Scientific classification
- Kingdom: Animalia
- Phylum: Chordata
- Class: Reptilia
- Order: Squamata
- Suborder: Serpentes
- Family: Elapidae
- Genus: Sinomicrurus
- Species: S. macclellandi
- Binomial name: Sinomicrurus macclellandi (J.T. Reinhardt, 1844)
- Synonyms: Elaps macclellandi J.T. Reinhardt, 1844; Calliophis macclellandii [sic] — Stejneger, 1907; Callophis maclellandii [sic] – Wall, 1908; Hemibungarus macclellandi — Golay et al., 1993; Micrurus macclellandi — Welch, 1994; Sinomicrurus macclellandi — Slowinski et al., 2001;

= Sinomicrurus macclellandi =

- Genus: Sinomicrurus
- Species: macclellandi
- Authority: (J.T. Reinhardt, 1844)
- Conservation status: LC
- Synonyms: Elaps macclellandi , J.T. Reinhardt, 1844, Calliophis macclellandii [sic] , — Stejneger, 1907, Callophis maclellandii [sic] , – Wall, 1908, Hemibungarus macclellandi , — Golay et al., 1993, Micrurus macclellandi , — Welch, 1994, Sinomicrurus macclellandi , — Slowinski et al., 2001

Species of snake

Sinomicrurus macclellandi, commonly known as MacClelland's coral snake, is a species of venomous snake in the family Elapidae.
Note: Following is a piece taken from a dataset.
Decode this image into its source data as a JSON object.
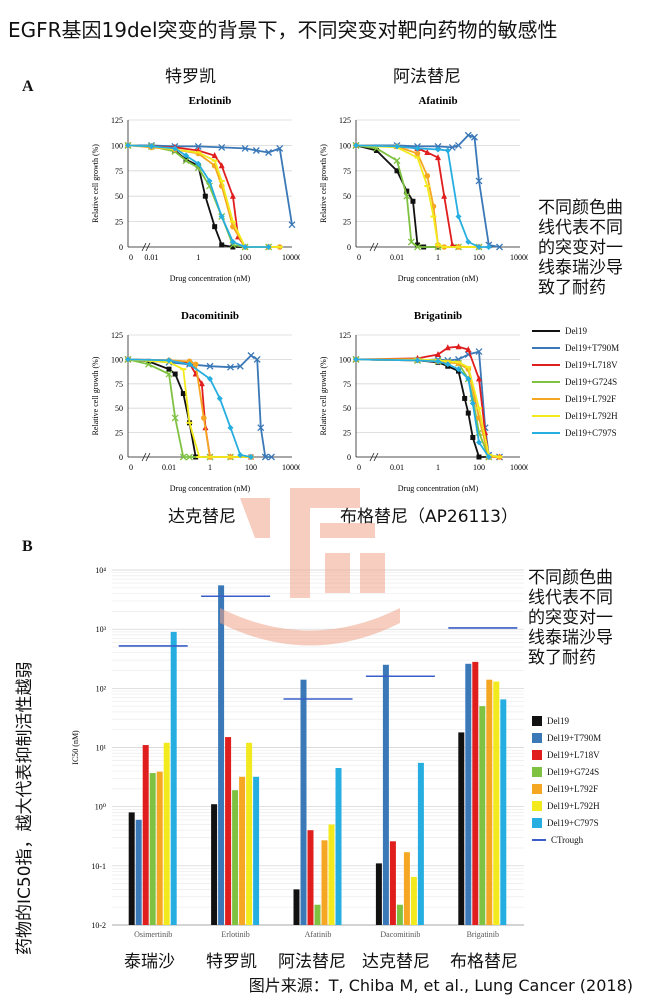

The species is native to southern and eastern Asia. There are three recognized subspecies.

==Etymology==
The specific name, macclellandi, is in honor of John McClelland, a physician and naturalist, who worked for the East India Company.

==Description==
Sinomicrurus macclellandi is a small snake, about 40–80 cm in total length (tail included), and has a thin body. Dorsally, it is reddish-brown, with thin, black cross bars, and its belly is creamy white. The head is small, round and black in color, with a broad, creamy white transverse band, and black outlines at the middle of the head. The dorsal scales on the body are smooth, and they are arranged, at midbody, in 13 parallel longitudinal rows.

==Geographic range==
Sinomicrurus macclellandi is found in northern and northeastern India, Bangladesh, Bhutan, Nepal, northern Myanmar, Thailand, Vietnam, central and southern China (including Hong Kong, Hainan, north to Gansu and Shaanxi), Taiwan, and the Ryukyu Islands (Japan). It is also found in Laos. It has been recorded from elevations of 150–2,483 m.

==Subspecies==
Three subspecies are recognized as being valid, including the nominate subspecies:
- Sinomicrurus macclellandi macclellandi (J.T. Reinhardt, 1844)
- Sinomicrurus macclellandi nigriventer (Wall, 1908) – India (Himachal Pradesh, Uttarakhand)
- Sinomicrurus macclellandi univirgatus (Günther, 1858) – Nepal, India (Sikkim

==Behavior and habitat==
Sinomicrurus macclellandi is mainly nocturnal and terrestrial. It occurs in forest litter, hillside, and lowland. It is often found hiding under leaves. Although this is a venomous species, it is quite docile and not likely to strike actively.

==Diet==
Sinomicrurus macclellandi preys on small reptiles, such as lizards and snakes.

==Venom==
Like other elapids, Sinomicrurus macclellandi possesses a potent neurotoxic venom, which is capable of killing a person. Bite symptoms include numbness of lips and difficulty of speech and breathing, followed by blurred vision. Severe bite victims may die of instant heart failure, although there have been only a few human deaths recorded in Thailand.

==Reproduction==
Sinomicrurus macclellandi is an oviparous species. Mature females lay clutches of 6–14 eggs.